Given Data / Assumptions:
- Required computation: 1 - (1/4 + 1/5).
- Boy's answer in decimal form: 0.45.
- We must find the correct value of the expression.
- Then we must calculate percentage error = (Absolute error / True value) * 100 percent.

Concept / Approach:
First add the fractions 1/4 and 1/5 by finding a common denominator, then subtract this sum from unity (1). Then convert the result into decimals. The boy's answer is compared with the correct answer to find the absolute difference.
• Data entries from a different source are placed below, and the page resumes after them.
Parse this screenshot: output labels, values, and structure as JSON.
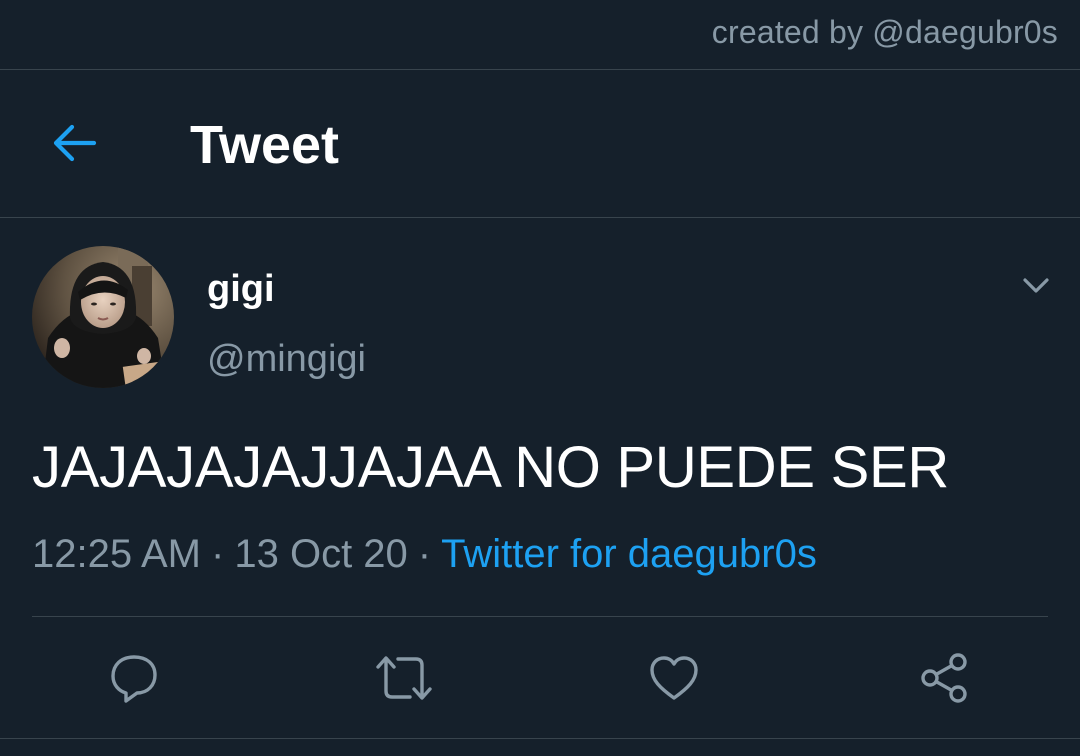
{
  "credit": "created by @daegubr0s",
  "header": {
    "title": "Tweet",
    "back_icon": "arrow-left-icon"
  },
  "tweet": {
    "display_name": "gigi",
    "handle": "@mingigi",
    "text": "JAJAJAJAJJAJAA NO PUEDE SER",
    "time": "12:25 AM",
    "date": "13 Oct 20",
    "separator": "·",
    "source": "Twitter for daegubr0s",
    "more_icon": "chevron-down-icon"
  },
  "actions": [
    {
      "name": "reply",
      "icon": "reply-icon"
    },
    {
      "name": "retweet",
      "icon": "retweet-icon"
    },
    {
      "name": "like",
      "icon": "heart-icon"
    },
    {
      "name": "share",
      "icon": "share-icon"
    }
  ],
  "colors": {
    "background": "#15202b",
    "accent": "#1da1f2",
    "secondary_text": "#8899a6",
    "divider": "#38444d",
    "icon": "#8899a6"
  }
}
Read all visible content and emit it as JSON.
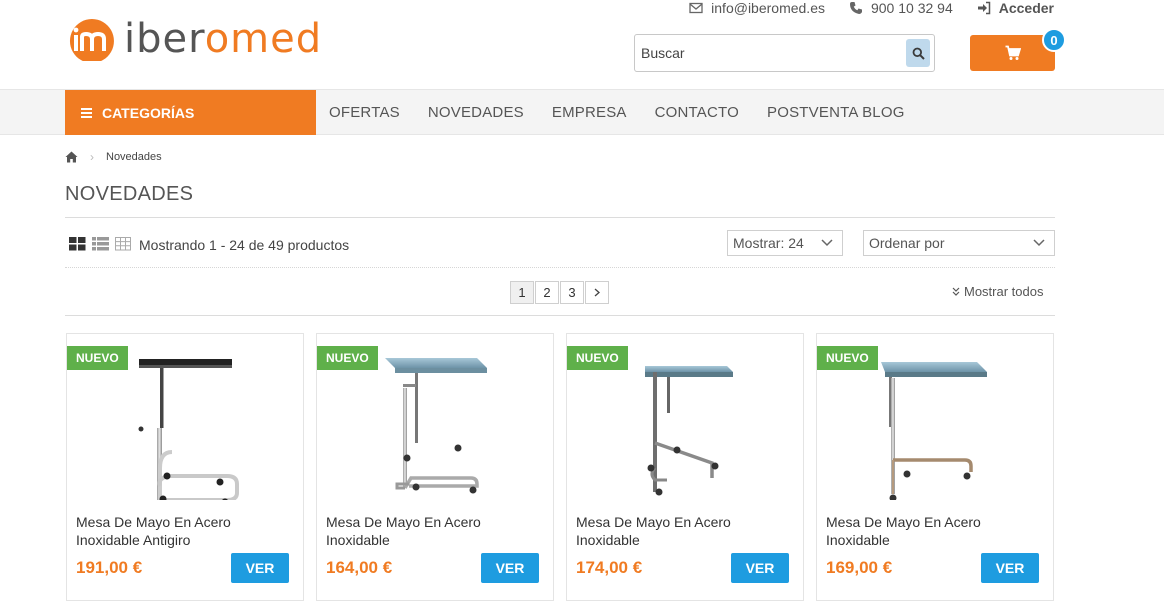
{
  "brand": {
    "name_prefix": "iber",
    "name_o": "o",
    "name_m": "m",
    "name_suffix": "ed",
    "accent": "#f07b22",
    "link_blue": "#1e9ce0",
    "badge_green": "#5fb04a"
  },
  "topbar": {
    "email": "info@iberomed.es",
    "email_icon": "envelope-icon",
    "phone": "900 10 32 94",
    "phone_icon": "phone-icon",
    "login": "Acceder",
    "login_icon": "sign-in-icon"
  },
  "search": {
    "placeholder": "Buscar",
    "value": "",
    "icon": "search-icon"
  },
  "cart": {
    "count": "0",
    "icon": "cart-icon"
  },
  "nav": {
    "categories_label": "CATEGORÍAS",
    "links": [
      "OFERTAS",
      "NOVEDADES",
      "EMPRESA",
      "CONTACTO",
      "POSTVENTA BLOG"
    ]
  },
  "breadcrumb": {
    "home_icon": "home-icon",
    "current": "Novedades"
  },
  "page": {
    "title": "NOVEDADES"
  },
  "toolbar": {
    "view_icons": [
      "grid-icon",
      "list-icon",
      "table-icon"
    ],
    "count_text": "Mostrando 1 - 24 de 49 productos",
    "per_page": "Mostrar: 24",
    "sort": "Ordenar por"
  },
  "pagination": {
    "pages": [
      "1",
      "2",
      "3"
    ],
    "current": "1",
    "next_icon": "chevron-right-icon",
    "show_all": "Mostrar todos"
  },
  "products": [
    {
      "badge": "NUEVO",
      "name": "Mesa De Mayo En Acero Inoxidable Antigiro",
      "price": "191,00 €",
      "button": "VER"
    },
    {
      "badge": "NUEVO",
      "name": "Mesa De Mayo En Acero Inoxidable",
      "price": "164,00 €",
      "button": "VER"
    },
    {
      "badge": "NUEVO",
      "name": "Mesa De Mayo En Acero Inoxidable",
      "price": "174,00 €",
      "button": "VER"
    },
    {
      "badge": "NUEVO",
      "name": "Mesa De Mayo En Acero Inoxidable",
      "price": "169,00 €",
      "button": "VER"
    }
  ]
}
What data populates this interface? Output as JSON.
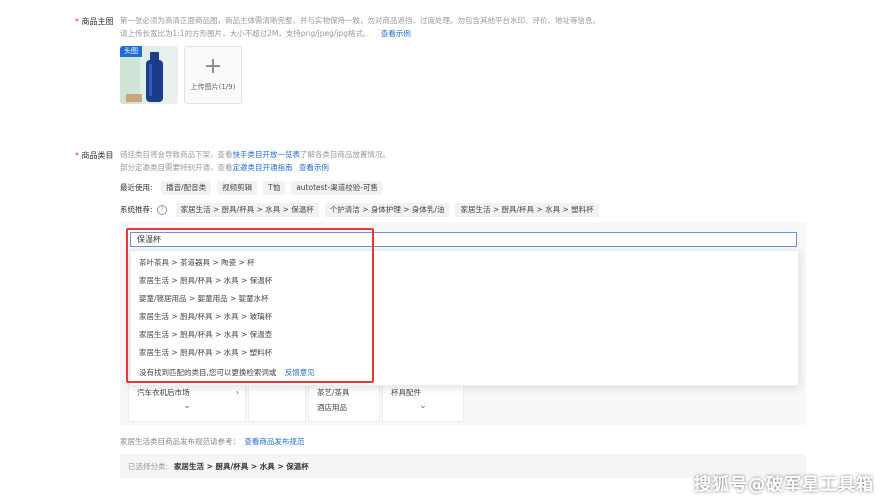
{
  "main_image": {
    "label": "商品主图",
    "required_mark": "*",
    "desc_line1": "第一张必须为高清正面商品图，商品主体需清晰完整、并与实物保持一致，勿对商品遮挡、过度处理。勿包含其他平台水印、评价、地址等信息。",
    "desc_line2": "请上传长宽比为1:1的方形图片，大小不超过2M，支持png/jpeg/jpg格式。",
    "example_link": "查看示例",
    "thumb_badge": "头图",
    "upload_label": "上传图片(1/9)"
  },
  "category": {
    "label": "商品类目",
    "required_mark": "*",
    "desc_line1_prefix": "错挂类目将会导致商品下架，查看",
    "desc_line1_link": "快手类目开放一览表",
    "desc_line1_suffix": "了解各类目商品放置情况。",
    "desc_line2_prefix": "部分定邀类目需要特别开通，查看",
    "desc_line2_link": "定邀类目开通指南",
    "desc_line2_example": "查看示例",
    "recent_label": "最近使用:",
    "recent_tags": [
      "播音/配音类",
      "视频剪辑",
      "T恤",
      "autotest-渠道校验-可售"
    ],
    "system_label": "系统推荐:",
    "system_tags": [
      "家居生活 > 厨具/杯具 > 水具 > 保温杯",
      "个护清洁 > 身体护理 > 身体乳/油",
      "家居生活 > 厨具/杯具 > 水具 > 塑料杯"
    ],
    "search_value": "保温杯",
    "results": [
      "茶叶茶具 > 茶道器具 > 陶瓷 > 杯",
      "家居生活 > 厨具/杯具 > 水具 > 保温杯",
      "婴童/寝居用品 > 婴童用品 > 婴童水杯",
      "家居生活 > 厨具/杯具 > 水具 > 玻璃杯",
      "家居生活 > 厨具/杯具 > 水具 > 保温壶",
      "家居生活 > 厨具/杯具 > 水具 > 塑料杯"
    ],
    "not_found": "没有找到匹配的类目,您可以更换检索词或",
    "feedback": "反馈意见",
    "col1_item": "汽车衣机后市场",
    "col3_items": [
      "茶艺/茶具",
      "酒店用品"
    ],
    "col4_item": "杯具配件",
    "norms_prefix": "家居生活类目商品发布规范请参考：",
    "norms_link": "查看商品发布规范",
    "selected_label": "已选择分类:",
    "selected_value": "家居生活 > 厨具/杯具 > 水具 > 保温杯"
  },
  "watermark": "搜狐号@破军星工具箱",
  "colors": {
    "link": "#1f6dd6",
    "required": "#e4393c",
    "highlight_box": "#e53935",
    "search_border": "#6d8fe8"
  }
}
Finally, the percentage error is calculated by dividing the absolute error by the true value and multiplying by 100.

Step-by-Step Solution:
Step 1: Compute the sum 1/4 + 1/5.Step 2: Common denominator of 4 and 5 is 20, so 1/4 = 5/20 and 1/5 = 4/20.Step 3: Sum = 5/20 + 4/20 = 9/20.Step 4: Required expression is 1 - 9/20.Step 5: Write 1 as 20/20, so 1 - 9/20 = 20/20 - 9/20 = 11/20.Step 6: Convert 11/20 to decimal: 11 divided by 20 = 0.55.Step 7: True value of the expression is 0.55, while the boy's answer is 0.45.Step 8: Absolute error = |0.55 - 0.45| = 0.10.Step 9: Percentage error = (0.10 / 0.55) * 100 percent.Step 10: 0.10 / 0.55 = 10 / 55 = 2 / 11.Step 11: So percentage error = (2 / 11) * 100 percent = 200 / 11 percent.
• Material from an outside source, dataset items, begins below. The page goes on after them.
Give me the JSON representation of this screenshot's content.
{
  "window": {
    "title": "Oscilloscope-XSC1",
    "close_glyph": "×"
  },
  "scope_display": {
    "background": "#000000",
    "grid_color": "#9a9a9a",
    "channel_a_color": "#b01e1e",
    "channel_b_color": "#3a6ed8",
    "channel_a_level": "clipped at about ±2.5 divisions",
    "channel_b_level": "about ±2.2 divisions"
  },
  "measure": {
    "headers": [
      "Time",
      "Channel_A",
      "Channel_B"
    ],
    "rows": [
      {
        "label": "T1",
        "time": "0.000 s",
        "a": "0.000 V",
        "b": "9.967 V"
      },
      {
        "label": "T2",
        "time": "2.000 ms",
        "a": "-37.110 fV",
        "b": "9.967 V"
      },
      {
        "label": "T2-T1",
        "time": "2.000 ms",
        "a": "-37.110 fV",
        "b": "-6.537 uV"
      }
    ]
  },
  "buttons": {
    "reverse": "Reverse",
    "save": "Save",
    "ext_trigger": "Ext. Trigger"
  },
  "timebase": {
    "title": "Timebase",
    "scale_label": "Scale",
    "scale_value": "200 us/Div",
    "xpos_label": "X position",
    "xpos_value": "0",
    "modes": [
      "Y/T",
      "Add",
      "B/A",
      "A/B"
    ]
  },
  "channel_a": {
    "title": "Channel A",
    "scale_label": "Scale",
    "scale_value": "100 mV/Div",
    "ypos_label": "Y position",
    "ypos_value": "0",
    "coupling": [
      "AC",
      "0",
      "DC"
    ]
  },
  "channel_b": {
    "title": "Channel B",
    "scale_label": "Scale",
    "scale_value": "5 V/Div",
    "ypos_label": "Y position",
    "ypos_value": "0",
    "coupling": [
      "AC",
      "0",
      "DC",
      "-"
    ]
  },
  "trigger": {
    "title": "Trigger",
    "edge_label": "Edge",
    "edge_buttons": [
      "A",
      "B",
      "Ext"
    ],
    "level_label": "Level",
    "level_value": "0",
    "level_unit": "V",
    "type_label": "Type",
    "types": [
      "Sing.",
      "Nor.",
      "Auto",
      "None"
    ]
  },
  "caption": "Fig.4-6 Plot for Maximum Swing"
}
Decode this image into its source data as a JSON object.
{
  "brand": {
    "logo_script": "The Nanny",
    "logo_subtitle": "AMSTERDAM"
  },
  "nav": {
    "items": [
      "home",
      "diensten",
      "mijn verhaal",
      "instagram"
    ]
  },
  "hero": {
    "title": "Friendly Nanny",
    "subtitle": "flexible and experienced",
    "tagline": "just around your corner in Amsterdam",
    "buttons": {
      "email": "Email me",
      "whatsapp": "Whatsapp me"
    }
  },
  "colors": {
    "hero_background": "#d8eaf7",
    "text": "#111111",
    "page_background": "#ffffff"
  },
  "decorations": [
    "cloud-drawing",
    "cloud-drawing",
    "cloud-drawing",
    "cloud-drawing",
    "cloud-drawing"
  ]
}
Verification / Alternative check:
To confirm, approximate 200 / 11 percent as a decimal: 200 / 11 is about 18.18 percent. This is a reasonable size for an error of 0.10 when the true value is 0.55, because 10 is roughly 18 percent of 55. The approximate mental estimation matches our exact calculation, which increases confidence in the result.
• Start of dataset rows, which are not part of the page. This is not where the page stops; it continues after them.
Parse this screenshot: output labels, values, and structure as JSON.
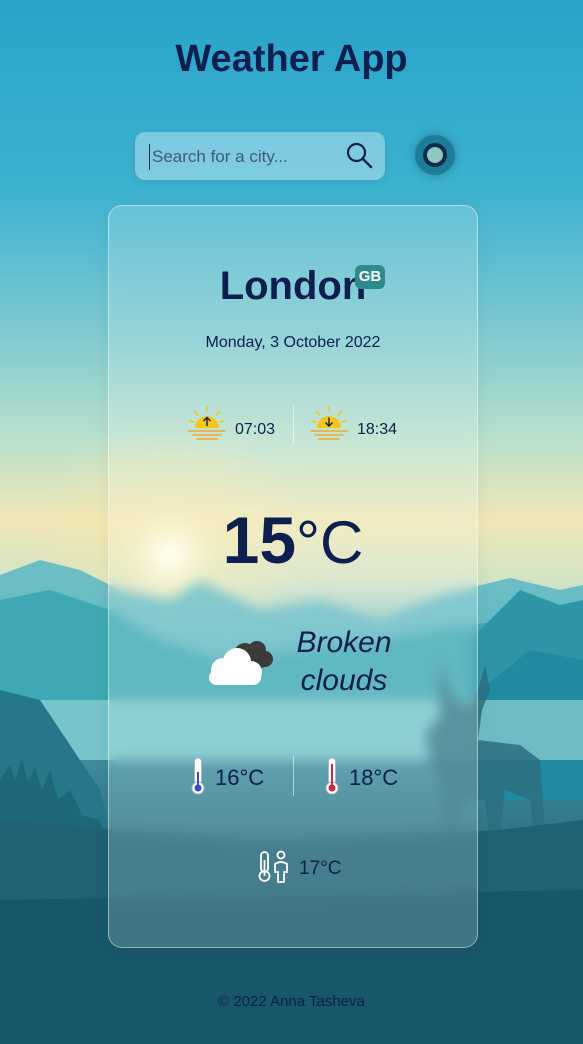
{
  "app": {
    "title": "Weather App"
  },
  "search": {
    "placeholder": "Search for a city...",
    "value": ""
  },
  "icons": {
    "search": "search-icon",
    "theme_toggle": "theme-toggle-icon",
    "sunrise": "sunrise-icon",
    "sunset": "sunset-icon",
    "condition": "broken-clouds-icon",
    "temp_min": "thermometer-cold-icon",
    "temp_max": "thermometer-hot-icon",
    "feels_like": "feels-like-icon"
  },
  "weather": {
    "city": "London",
    "country_code": "GB",
    "date": "Monday, 3 October 2022",
    "sunrise": "07:03",
    "sunset": "18:34",
    "temperature": "15",
    "temperature_unit": "°C",
    "condition_line1": "Broken",
    "condition_line2": "clouds",
    "temp_min": "16°C",
    "temp_max": "18°C",
    "feels_like": "17°C"
  },
  "footer": {
    "text": "© 2022 Anna Tasheva"
  },
  "colors": {
    "text": "#0d1f4f",
    "badge": "#2e8b8b",
    "sun": "#f5c518",
    "toggle": "#1d7c97"
  }
}
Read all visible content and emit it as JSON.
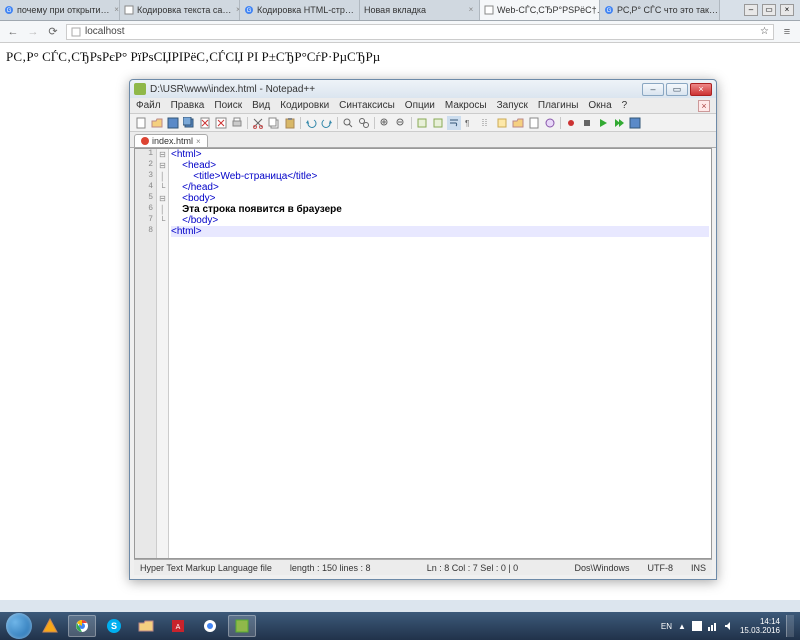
{
  "browser": {
    "tabs": [
      {
        "label": "почему при открыти…",
        "favicon": "g"
      },
      {
        "label": "Кодировка текста са…",
        "favicon": "doc"
      },
      {
        "label": "Кодировка HTML-стр…",
        "favicon": "g"
      },
      {
        "label": "Новая вкладка",
        "favicon": ""
      },
      {
        "label": "Web-СЃС‚СЂР°РЅРёС†…",
        "favicon": "doc",
        "active": true
      },
      {
        "label": "РС‚Р° СЃС что это так…",
        "favicon": "g"
      }
    ],
    "url": "localhost",
    "nav": {
      "back": "←",
      "forward": "→",
      "reload": "⟳",
      "star": "☆",
      "menu": "≡"
    }
  },
  "page_text": "РС‚Р° СЃС‚СЂРѕРєР° РїРѕСЏРІРёС‚СЃСЏ РІ Р±СЂР°СѓР·РµСЂРµ",
  "notepad": {
    "title": "D:\\USR\\www\\index.html - Notepad++",
    "menus": [
      "Файл",
      "Правка",
      "Поиск",
      "Вид",
      "Кодировки",
      "Синтаксисы",
      "Опции",
      "Макросы",
      "Запуск",
      "Плагины",
      "Окна",
      "?"
    ],
    "filetab": {
      "name": "index.html",
      "close": "×"
    },
    "code_lines": [
      "<html>",
      "    <head>",
      "        <title>Web-страница</title>",
      "    </head>",
      "    <body>",
      "    Эта строка появится в браузере",
      "    </body>",
      "<html>"
    ],
    "line_numbers": [
      "1",
      "2",
      "3",
      "4",
      "5",
      "6",
      "7",
      "8"
    ],
    "status": {
      "lang": "Hyper Text Markup Language file",
      "length": "length : 150    lines : 8",
      "pos": "Ln : 8    Col : 7    Sel : 0 | 0",
      "eol": "Dos\\Windows",
      "enc": "UTF-8",
      "mode": "INS"
    },
    "winbtns": {
      "min": "–",
      "max": "▭",
      "close": "×"
    }
  },
  "taskbar": {
    "lang": "EN",
    "time": "14:14",
    "date": "15.03.2016",
    "tray_up": "▲"
  }
}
Why Other Options Are Wrong:
- (100/11) percent, about 9.09 percent, would correspond to an error of about 0.05 on a true value of 0.55, not 0.10.
- 50 percent is far too large and would imply an error equal to half the true value.
- 10 percent would correspond to 0.055 error, which is much smaller than the actual 0.10 difference.

Common Pitfalls:
Many students forget that percentage error is based on the true value, not on the wrong value. Others mis-handle the fraction addition or accidentally subtract 1/4 - 1/5 instead of adding them. It is also easy to confuse 0.45 and 0.55 when converting fractions to decimals. Working methodically and checking the arithmetic helps avoid these mistakes.

Final Answer:
The percentage error in the boy's answer is 200 / 11 percent.